The Signature is a dark psychological thriller set against the backdrop of the high-end art scene in Athens and Paris, cutting back and forth between the present day, and decades earlier, when an affair began. Anna (Alexia Kaltsiki), a young art critic and curator, is involved in organizing a retrospective of works by a famous and successful painter Maria Dimou (Maria Protopappa), who died in suspicious circumstances some fifteen years beforehand.

She contacts Maria’s long-term lover, Angel (Georges Corraface), in the hope that he can provide some context for the exhibition. Angel is frail and sick but agrees to offer what assistance he can. When she visits him for the interview however, she discovers he has a great many of Maria’s unknown works, paintings no one knew existed, and his explanations as to how he came by them raise more questions than they answer.

This sets Anna on a course of investigation which becomes increasingly complicated by fabrications, lies and false leads, as she strips back layers of the past to finally discover a tortuous truth.

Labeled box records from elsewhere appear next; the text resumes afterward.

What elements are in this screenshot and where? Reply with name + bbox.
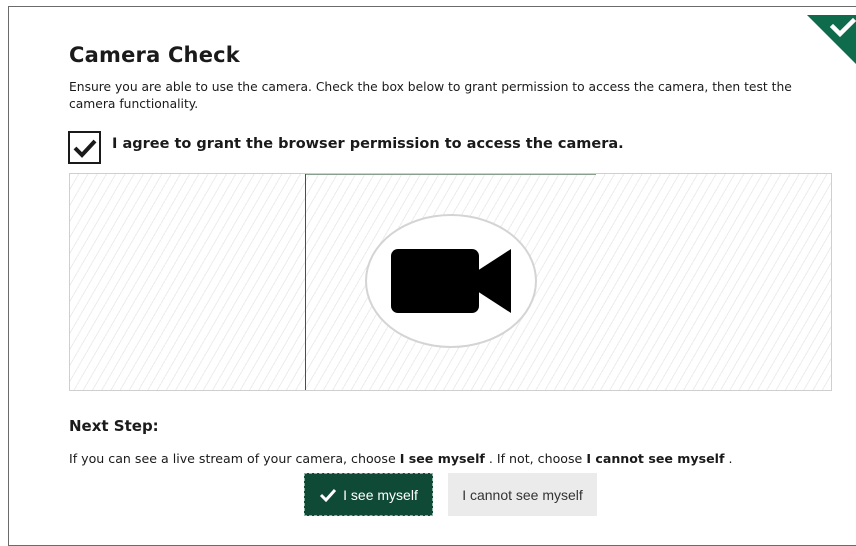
instruction-option-no: I cannot see myself [586,451,725,466]
see-myself-button[interactable]: I see myself [304,473,433,516]
cannot-see-myself-button[interactable]: I cannot see myself [448,473,597,516]
next-step-heading: Next Step: [69,417,159,435]
camera-icon-circle [365,214,537,348]
instruction-text-part1: If you can see a live stream of your cam… [69,451,396,466]
video-top-edge [306,174,596,175]
camera-check-panel: Camera Check Ensure you are able to use … [8,6,856,546]
camera-permission-label[interactable]: I agree to grant the browser permission … [112,136,624,152]
page-description: Ensure you are able to use the camera. C… [69,80,792,111]
instruction-text-part3: . [728,451,733,466]
camera-preview-area [69,173,832,391]
see-myself-label: I see myself [343,486,418,503]
camera-permission-checkbox[interactable] [68,131,101,164]
checkbox-check-icon [73,139,96,158]
video-camera-icon [391,249,511,313]
instruction-option-yes: I see myself [399,451,485,466]
completed-badge [807,15,856,64]
page-title: Camera Check [69,43,240,67]
next-step-instructions: If you can see a live stream of your cam… [69,451,732,466]
video-divider [305,174,306,390]
check-icon [320,488,337,502]
cannot-see-myself-label: I cannot see myself [462,486,583,503]
instruction-text-part2: . If not, choose [488,451,583,466]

Written and directed by Stelios Charalambopoulos, the story is revealed through a series of flashbacks. At first it seems to be about an old man still carrying a torch for a long lost love.

Then it takes an unexpected turn; alarm bells signal a detective story about an art fraud, and finally it seems there’s the ominous possibility of it being a murder mystery. The Signature is shot to reflect its subject matter. It is deliberately, self-consciously arty, and though some of it works, it gets in the way of the story in places. Some of the outdoor scenes are beautifully framed and shot. Indoors, the lighting can be a little more problematic. As the action moves between the past and the present, there are some neat transitions that catch you off guard initially. It is quite disorientating, so for a moment you are not sure what you’re seeing, as though your memory is playing tricks on you.

It can be heavy going, but this is in keeping with the tone of the subject matter. Even when the characters are at their happiest, the tension between them is palpable. She smokes incessantly, he can hardly breathe. She seeks fame, he’s very private. She believes in absolutes, he’s a relativist. What is ultimately exposed is the consuming love of opposites. And as the story progresses, a question hardly posed, let alone answered, hangs over everything: what mysterious fate really befell the beautiful, talented, tormented Maria?

The Signature is showing in Adelaide, Brisbane, Melbourne and Sydney at The Greek Film Festival in October.